Cuban internationalist medical workers already in the hardest hit earthquake zone began setting up makeshift hospitals and operating rooms. At the same time, they continue treating and aiding people across the country. Some of the volunteers are “sleeping in tents, like the more than 130,000 families who lost everything on Aug. 14,” reported Trabajadores, the weekly newspaper of the Central Organization of Cuban Workers.
For the last 22 years, these medical volunteers have collaborated closely with their Haitian colleagues and working people, including giving classes in the health centers and individual homes to raise consciousness about preventive medicine and sanitation.
Proud of Cuba’s socialist revolution
While the Cuban volunteers are scrupulous about not interfering in the internal politics in Haiti, they are proud of representing their socialist revolution.
We are “showing in practice the values of solidarity and humanism that the heroic guerrilla Ernesto Che Guevara has bequeathed to us,” reads a post on the Facebook page of Cuba’s mission in Haiti. Guevara was part of the Marxist leadership in Cuba that led workers and farmers to take power and subsequently served on internationalist missions to Congo and Bolivia.
The U.S. rulers and other opponents of the Cuban Revolution have been trying to stir up divisions in Cuba over the challenge the revolution faces in the midst of the COVID-19 pandemic and the tightening of the U.S. embargo. It’s a struggle for Cuba to get raw materials and syringes it needs to produce and administer its own vaccines.
Despite these obstacles, the Cuban government reported Aug. 24 it has now obtained supplies needed to inoculate everyone on the island and expects to have done so by the end of November.
“You are keeping medical brigades in other countries, as if there were doctors and medicine to spare” in Cuba, complained the editors of CiberCuba, a Spanish-based website, Aug. 23. “Everything is for propaganda, isn’t it?”
These counterrevolutionaries, who defend the dog-eat-dog morality of the capitalist market, are incapable of understanding that such solidarity is not “for propaganda,” but is in fact a product of working-class values that are the bedrock of a living socialist revolution. “We don’t offer what we have left over,” Cuban volunteers often explain. “We share what we have.”
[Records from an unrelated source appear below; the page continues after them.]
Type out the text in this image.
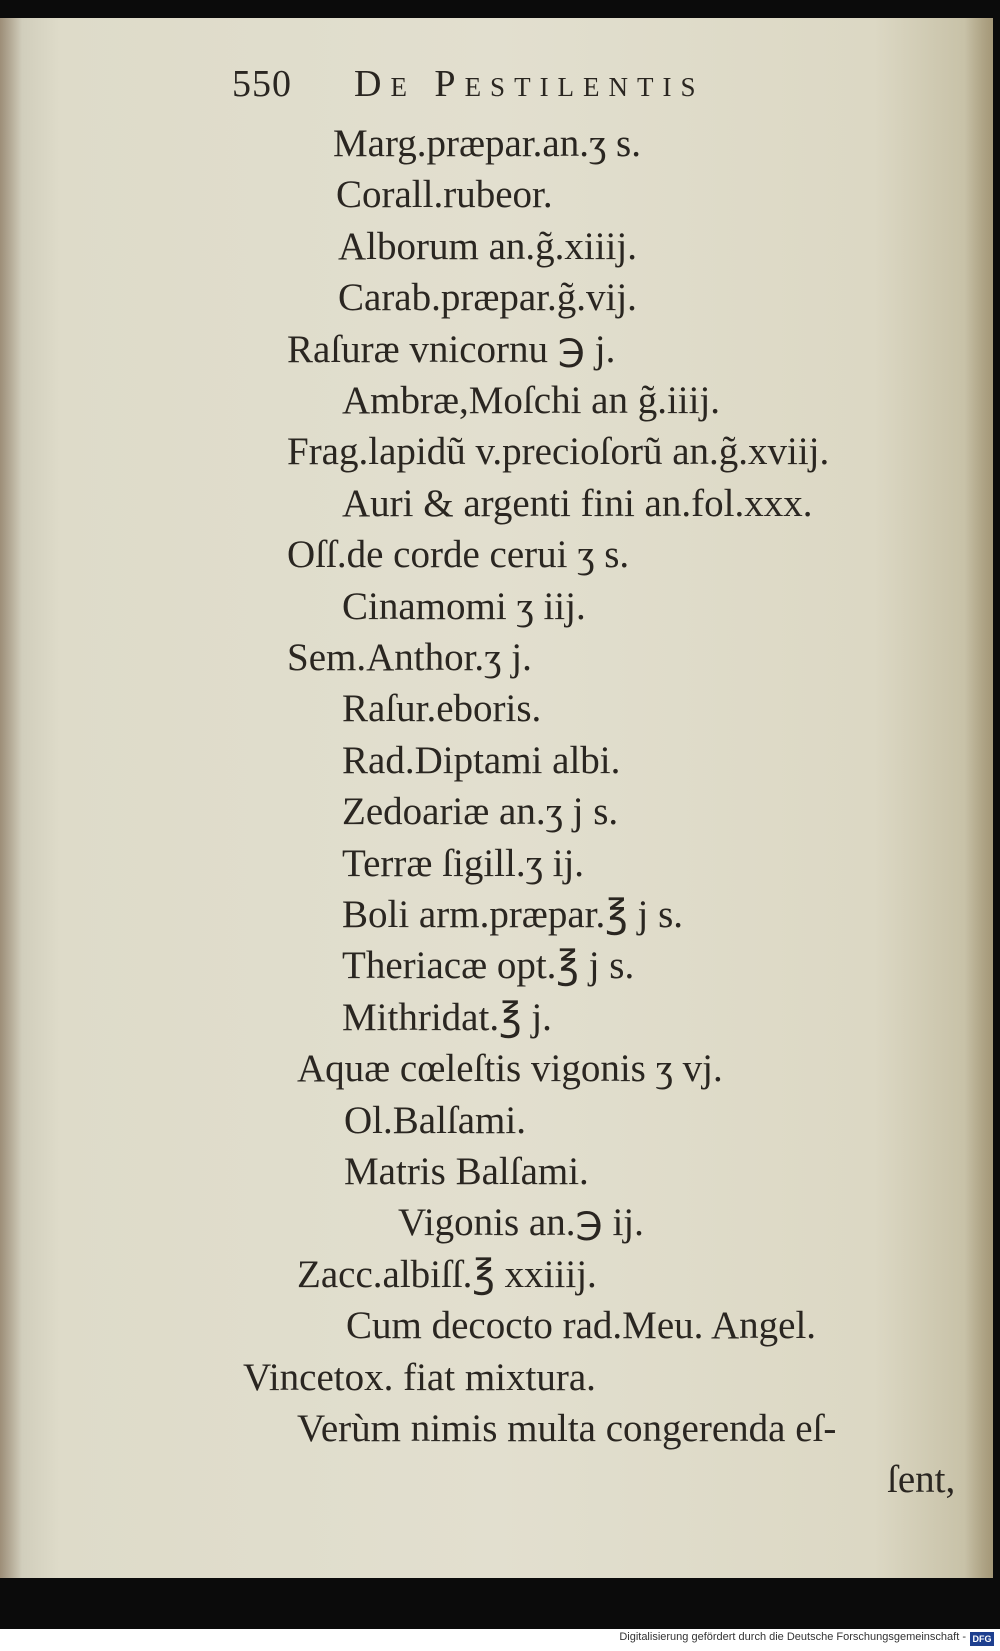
550 De Pestilentis
Marg.præpar.an.ʒ s.
Corall.rubeor.
Alborum an.g̃.xiiij.
Carab.præpar.g̃.vij.
Raſuræ vnicornu ℈ j.
Ambræ,Moſchi an g̃.iiij.
Frag.lapidũ v.precioſorũ an.g̃.xviij.
Auri & argenti fini an.fol.xxx.
Oſſ.de corde cerui ʒ s.
Cinamomi ʒ iij.
Sem.Anthor.ʒ j.
Raſur.eboris.
Rad.Diptami albi.
Zedoariæ an.ʒ j s.
Terræ ſigill.ʒ ij.
Boli arm.præpar.℥ j s.
Theriacæ opt.℥ j s.
Mithridat.℥ j.
Aquæ cœleſtis vigonis ʒ vj.
Ol.Balſami.
Matris Balſami.
Vigonis an.℈ ij.
Zacc.albiſſ.℥ xxiiij.
Cum decocto rad.Meu. Angel.
Vincetox. fiat mixtura.
Verùm nimis multa congerenda eſ-
ſent,
Digitalisierung gefördert durch die Deutsche Forschungsgemeinschaft - DFG
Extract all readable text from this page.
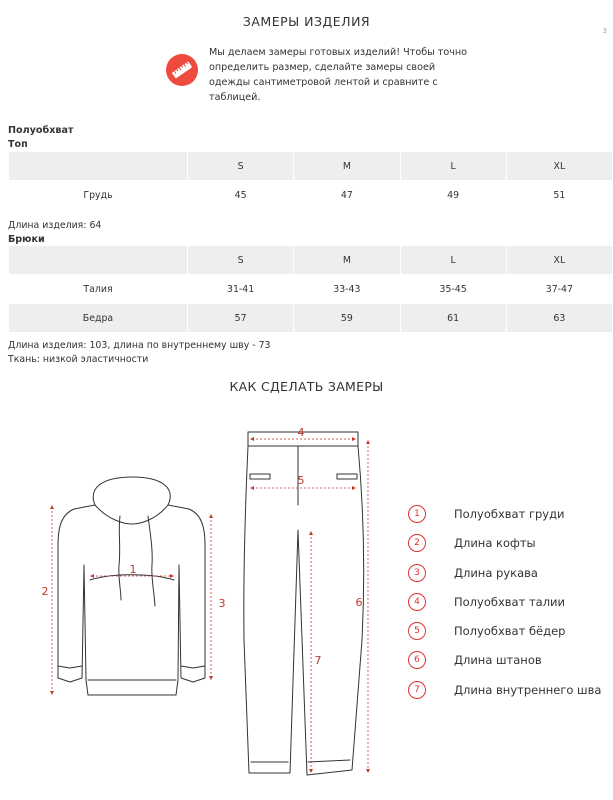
ЗАМЕРЫ ИЗДЕЛИЯ
3
Мы делаем замеры готовых изделий! Чтобы точно
определить размер, сделайте замеры своей
одежды сантиметровой лентой и сравните с
таблицей.
Полуобхват
Топ
	S	M	L	XL
Грудь	45	47	49	51
Длина изделия: 64
Брюки
	S	M	L	XL
Талия	31-41	33-43	35-45	37-47
Бедра	57	59	61	63
Длина изделия: 103, длина по внутреннему шву - 73
Ткань: низкой эластичности
КАК СДЕЛАТЬ ЗАМЕРЫ
1
2
3
4
5
6
7
1	Полуобхват груди
2	Длина кофты
3	Длина рукава
4	Полуобхват талии
5	Полуобхват бёдер
6	Длина штанов
7	Длина внутреннего шва
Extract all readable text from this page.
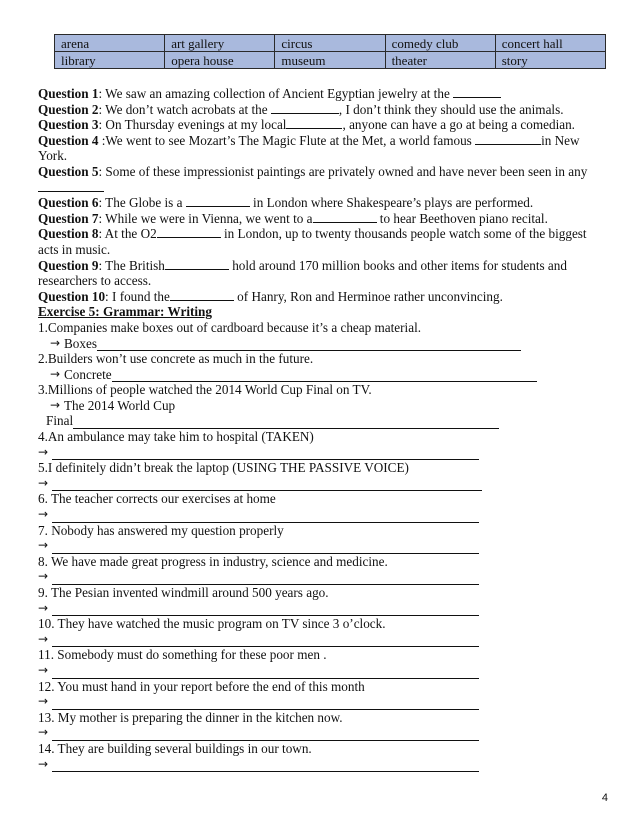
arena	art gallery	circus	comedy club	concert hall
library	opera house	museum	theater	story

Question 1: We saw an amazing collection of Ancient Egyptian jewelry at the

Question 2: We don’t watch acrobats at the	, I don’t think they should use the animals.

Question 3: On Thursday evenings at my local	, anyone can have a go at being a comedian.

Question 4 :We went to see Mozart’s The Magic Flute at the Met, a world famous	in New York.

Question 5: Some of these impressionist paintings are privately owned and have never been seen in any

Question 6: The Globe is a	in London where Shakespeare’s plays are performed.

Question 7: While we were in Vienna, we went to a	to hear Beethoven piano recital.

Question 8: At the O2	in London, up to twenty thousands people watch some of the biggest acts in music.

Question 9: The British	hold around 170 million books and other items for students and researchers to access.

Question 10: I found the	of Hanry, Ron and Herminoe rather unconvincing.

Exercise 5: Grammar: Writing

1.Companies make boxes out of cardboard because it’s a cheap material.

→ Boxes

2.Builders won’t use concrete as much in the future.

→ Concrete

3.Millions of people watched the 2014 World Cup Final on TV.

→ The 2014 World Cup
Final

4.An ambulance may take him to hospital (TAKEN)

→

5.I definitely didn’t break the laptop (USING THE PASSIVE VOICE)

→

6. The teacher corrects our exercises at home

→

7. Nobody has answered my question properly

→

8. We have made great progress in industry, science and medicine.

→

9. The Pesian invented windmill around 500 years ago.

→

10. They have watched the music program on TV since 3 o’clock.

→

11. Somebody must do something for these poor men .

→

12. You must hand in your report before the end of this month

→

13. My mother is preparing the dinner in the kitchen now.

→

14. They are building several buildings in our town.

→
4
What a difference from the so-called nonprofits, nongovernmental agencies and private companies that use the disaster in Haiti ostensibly to provide aid, but in fact to legitimize their operations and line their own pockets.
In addition to the aid from the Cubans, workers and farmers in Haiti have turned to each other’s solidarity to get through the current crisis. “I have a friend who came from Port-au-Prince to bring me water and food and I shared that with my neighbors,” Marcel Francois told the press.
Dominican journalist Deisy Toussaint, who traveled by land from Port-au-Prince to Les Cayes, told channel 24 TV that she saw areas with homes totally destroyed, where five days after the quake no aid or rescue crews had arrived. “People told us they could hear people still alive under the rubble, and all they had were their hands to try to get them out.”
In the absence of any serious government response to the disaster, a handful of recent graduates from Haiti’s public medical school pooled their money for supplies and set up a clinic in Marceline.
More than 100 years of U.S. imperialist domination and superexploitation are perpetuating the miserable conditions working people confront in Haiti, ensuring natural disasters rapidly become social catastrophes.